Fourth, on both, there were a series of smaller finds, as well as unsuccessful holes, leading up to the big hit.
I've often talked about how to use finds as signs or indicators. Where there is one, there is often more. Because you got some, doesn't mean that is all there is. Again, it is easy to quit too soon.
Fifth, there was a tip off to the possible productivity of the location. In the case of the 1715 find, the wreck site and presence of treasure has been known for a long time. For the other find, there was also a tip-off, though not so far back in history.
Instead of taking a report of a find as an indication that it has all been found, take it as an indication that there might be more. Very often the first efforts don't get it all.

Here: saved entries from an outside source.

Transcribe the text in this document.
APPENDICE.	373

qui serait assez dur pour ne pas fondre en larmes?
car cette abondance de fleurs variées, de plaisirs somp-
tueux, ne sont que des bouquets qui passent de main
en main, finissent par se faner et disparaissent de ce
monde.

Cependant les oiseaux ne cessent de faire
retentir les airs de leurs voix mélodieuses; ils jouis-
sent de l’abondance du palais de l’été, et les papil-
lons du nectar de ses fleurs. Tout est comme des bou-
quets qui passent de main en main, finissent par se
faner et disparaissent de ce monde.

Sixth, in both cases, there were others who took smaller amounts of treasure from the site before the current hunters made the big hit.
Ditto comment to number five.
Seventh, in both cases, there was extensive removal of surface material facilitated by mechanical means or heavy equipment prior to the big find. In the second case, that might or might not have been critical. In the first case it definitely was.
Eight, both involved gaining permission to hunt the location in one way or another.
I'm sure there is more to say, but that is enough for now. That might give you something to think about.
Treasure means different things to different people.
One person who finds a gold coin, might be in need of the most basic things. To him or her, the treasure might mean food, clothing or shelter.
Another person who finds the same gold coin, might not need those things. To him or her it might be a feeling of success or task accomplished.
To another, the same gold coin might be visions of fame or glory. To another history.
What treasure means to you depends upon who you are and what you bring to the treasure. Treasure is a mirror that reflects who you are. Take a look.
I got emails about the Bernard Romans book. It seems that people liked being able to read that. If you misssed it, you might want to go back a few posts and get the link.
The one that is in the middle of the Atlantic won't likely affect us, but the one over by Africa has a 50 percent chance of becoming a cyclone in the next 48 hours. We'll have to watch to see where it goes.
On the Treasure Coast the surf will be small this weekend, and very flat Monday.